Thursday, 2 April 2026

The Rebel

This book by Albert Camus I had heard of for years, but always assumed it was a novel, much like The Outsider - which I enjoyed, but it didn't blow me away, so I'd reserved a general apathy towards his other novels. However, since YouTuber unsolicited advice informed me that it was in fact a work of nonfiction - indeed, being a kind of follow-up to The Myth of Sisyphus (which I read before I started this blog but intend to reread soon) - it immediately got shunted to the top of my to-read list.

   While The Myth of Sisyphus famously contends with the philosophical problem of suicide, The Rebel goes on to do so for murder. Camus takes a generous definition of murder - the killing of someone by the state is just as much murder as the killing of someone by someone else, in both cases for whatever given reason. The first chapter is a simple, considerate portrait of 'the rebel' - why does a human rebel, and against what? The second chapter goes on to deal with 'metaphysical rebellion' - that of an individual or group of people rejected the natural order of conditions purportedly ordained by God; his arguments here are some of the most profound insights into the human condition that I have ever read. We live in a world and are told that the God who created it is good, but we perceive things in the world that we feel are unjust - and so we must kill God in our hearts before turning outward to impose, however successfully or arguably reasonably, our own sense of justice onto this broken created order. Chilling stuff. Chapter three (being the meat of the book - about 60% of its total length) is about 'historical rebellion'; how, once one has become a metaphysical rebel, their ideas about righteousness & justice coalesce into ideology, which manifests in direct organization & empowerment of similarly-minded (or convinced, coerced, it matters little in the big picture) rebellious folks into something more - a revolution. Through thorough analysis of the roots, methods, and fallouts of the French 1789 and Russian 1917 revolutions, Camus demonstrates that revolutions can have a nasty tendency to value their own idea of justice above basic respect for the sanctity of God-given life, and will often result in mass murder by the revolutionary state, or whatever power has supplanted that which was revolted against. Chapter four explores how artistic expression can be a means of & model for rebellion; he gives particular attention to the form of the novel as a way by which a creative mind can construct its own distinct, 'good', world. A final chapter then loosely ties up a handful of tangents touched upon in the previous four with a few extra reflections.
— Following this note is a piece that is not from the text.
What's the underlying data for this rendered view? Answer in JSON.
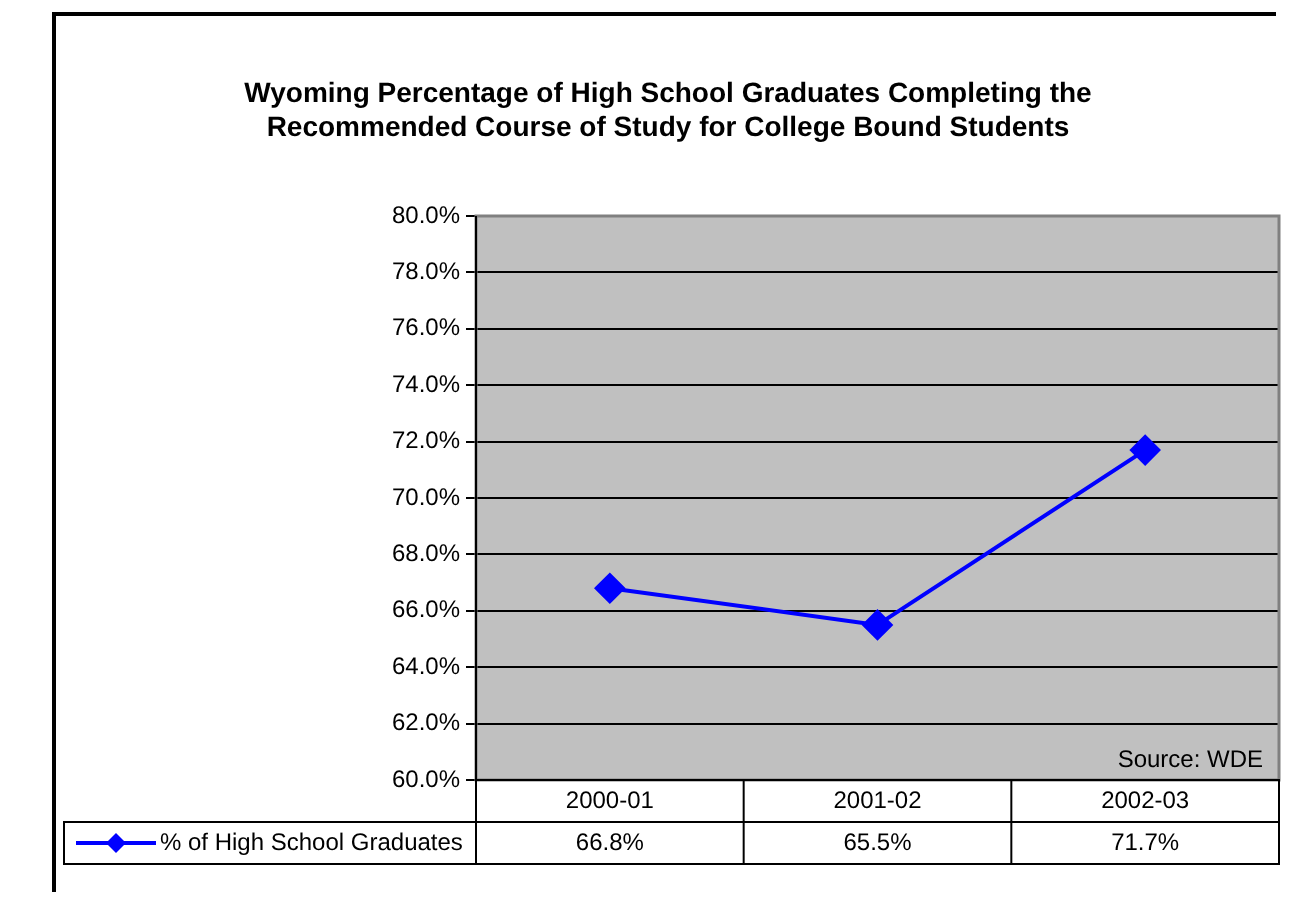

   Overall I found this a tremendously politically & religiously humbling book. It has forced me to re-evaluate much of my own ideological positions & how dangerous they might be in power. Though as a Christian obviously the concept of metaphysical rebellion is far from alien to me - but having an existentialist philosopher of immense intellectual sharpness talk about it is a heck of a smack different to having an orthodox theologian talk about it in digestible biblical terms. Anyone interested in the human condition, how freedom & violence interrelate, the ecology of political ideas & the ethics of murder - will get a great deal to chew on from this book. Highly recommended.